Former President Bill Clinton displayed a stack of letters he received from Mayor Koch during his tenure in the White House, when Mayor Koch had been recently, involuntarily retired from City Hall. The letters expressed strong support for anti-crime measures, the establishment of a national Holocaust memorial, anti-smoking initiatives and a program that would give young people convicted of crimes the opportunity to get a fresh start if they improved their lives by having their records sealed.

But most of all, Clinton said, Mayor Koch expressed his “unfailing support of Israel.” The former president said that Koch’s catchphrase of being a “liberal with sanity” meant that he was able to support policies but question what their impact would be.

“He had a big brain but an even bigger heart,” said Clinton. “We miss you because we know we are doing a lot better because you lived and served.”

Israel’s consul general in New York, Amb. Ido Aharoni, noted that while Israel’s political leaders were well acquainted with Mayor Koch, “I’m here on behalf of an entire nation who felt the same way. Ed Koch was one of us. We, the Israelis owe him a debt of great support for his love of the Zionist movement and the Jewish home. He never let us down.”

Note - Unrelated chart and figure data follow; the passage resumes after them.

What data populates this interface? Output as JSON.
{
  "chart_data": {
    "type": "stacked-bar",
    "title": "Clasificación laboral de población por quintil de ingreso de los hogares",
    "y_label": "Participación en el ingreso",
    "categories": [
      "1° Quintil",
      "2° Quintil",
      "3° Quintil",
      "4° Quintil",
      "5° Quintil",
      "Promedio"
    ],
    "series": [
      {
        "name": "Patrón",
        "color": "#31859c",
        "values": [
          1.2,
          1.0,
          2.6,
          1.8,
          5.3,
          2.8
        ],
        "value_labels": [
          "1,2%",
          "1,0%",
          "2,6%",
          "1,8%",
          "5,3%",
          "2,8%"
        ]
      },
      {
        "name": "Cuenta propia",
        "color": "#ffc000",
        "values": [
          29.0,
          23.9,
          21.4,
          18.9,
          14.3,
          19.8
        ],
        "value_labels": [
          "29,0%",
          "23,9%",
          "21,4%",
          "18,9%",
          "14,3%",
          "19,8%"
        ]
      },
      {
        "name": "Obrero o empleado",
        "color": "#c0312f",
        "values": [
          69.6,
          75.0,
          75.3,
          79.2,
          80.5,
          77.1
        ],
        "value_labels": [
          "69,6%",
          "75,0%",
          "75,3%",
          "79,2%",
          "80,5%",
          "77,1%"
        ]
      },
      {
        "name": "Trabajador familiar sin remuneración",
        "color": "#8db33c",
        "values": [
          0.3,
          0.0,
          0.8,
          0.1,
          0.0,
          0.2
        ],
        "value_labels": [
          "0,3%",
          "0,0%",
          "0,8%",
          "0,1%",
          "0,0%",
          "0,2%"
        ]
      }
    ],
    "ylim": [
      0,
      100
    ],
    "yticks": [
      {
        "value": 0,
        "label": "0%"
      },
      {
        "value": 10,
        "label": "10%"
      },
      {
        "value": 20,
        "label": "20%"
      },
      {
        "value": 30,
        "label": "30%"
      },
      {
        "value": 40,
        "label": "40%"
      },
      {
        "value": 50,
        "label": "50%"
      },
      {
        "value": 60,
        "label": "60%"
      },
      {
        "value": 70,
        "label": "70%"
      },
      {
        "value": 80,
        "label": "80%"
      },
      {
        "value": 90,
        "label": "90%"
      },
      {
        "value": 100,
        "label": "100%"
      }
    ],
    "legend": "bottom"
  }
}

Aharoni noted that Mayor Koch “literally bled for Israel” in 1990, when he visited Jerusalem during the intifada Palestinian uprising and was hit in the head with a rock. In classic Koch style, Aharoni said, he turned to a man standing next to him and joked “that rock was meant for you.”

Aharoni added that the warm bond between Mayor Koch and his counterpart at the time, Jerusalem’s Teddy Kollek, “is the same as the bonds between New York and Jerusalem and the United States and Israel.”

Several former aides noted in their eulogies that Mayor Koch not only was not afraid to face death as he aged but dwelled with unusual focus on his mortality, planning not only his burial place but details of his funeral and the precise wording of his headstone, which was already engraved by the time he passed away from congestive heart failure at New York Presbyterian Hospital at Columbia University. The mayor has said he chose the Trinity Church Cemetery in Upper Manhattan because it is easily accessible by subway, which would make it easier for New Yorkers to visit his gravesite.

“Imagine: A Polish Jew in an Episcopal graveyard in a Dominican neighborhood,” said Bloomberg. “What could be more New York?”

Mayor Koch’s three nephews, and a grand-nephew and grand-niece, discussed Mayor Koch’s commitment to his large family and his desire to take part in all their milestones and events.

“He watched my elementary school soccer matches with the enthusiasm one might have for a World Cup soccer match,” said Noah Thaler, the grandson of Koch’s sister, Pat Koch Thaler.

“At 87, he embarked on a new adventure, his first-ever manicure, with my then-11 year old sister.” When he dined out with his uncle in some of New York’s best known restaurants, surrounded by movers and shakers, Noah said, “he only wanted to get the latest updates from the family.”

Koch’s plain wood casket, decorated with a Star of David, was draped with a city flag when it arrived and carried by an NYPD honor guard contingent. Police helicopters paid tribute with a flyover above the temple following the service.

Mayor Koch never again sought public office after being defeated by David DInkins in the 1989 Democratic pimary. James Gill, a partner at Mayor Koch’s law firm, Bryan Cave, told the mourners that he and Mayor Koch were often stopped as they walked down the street by people urging him to seek another term in office. His answer, Gill said: “The people threw me out and now the people have to be punished.”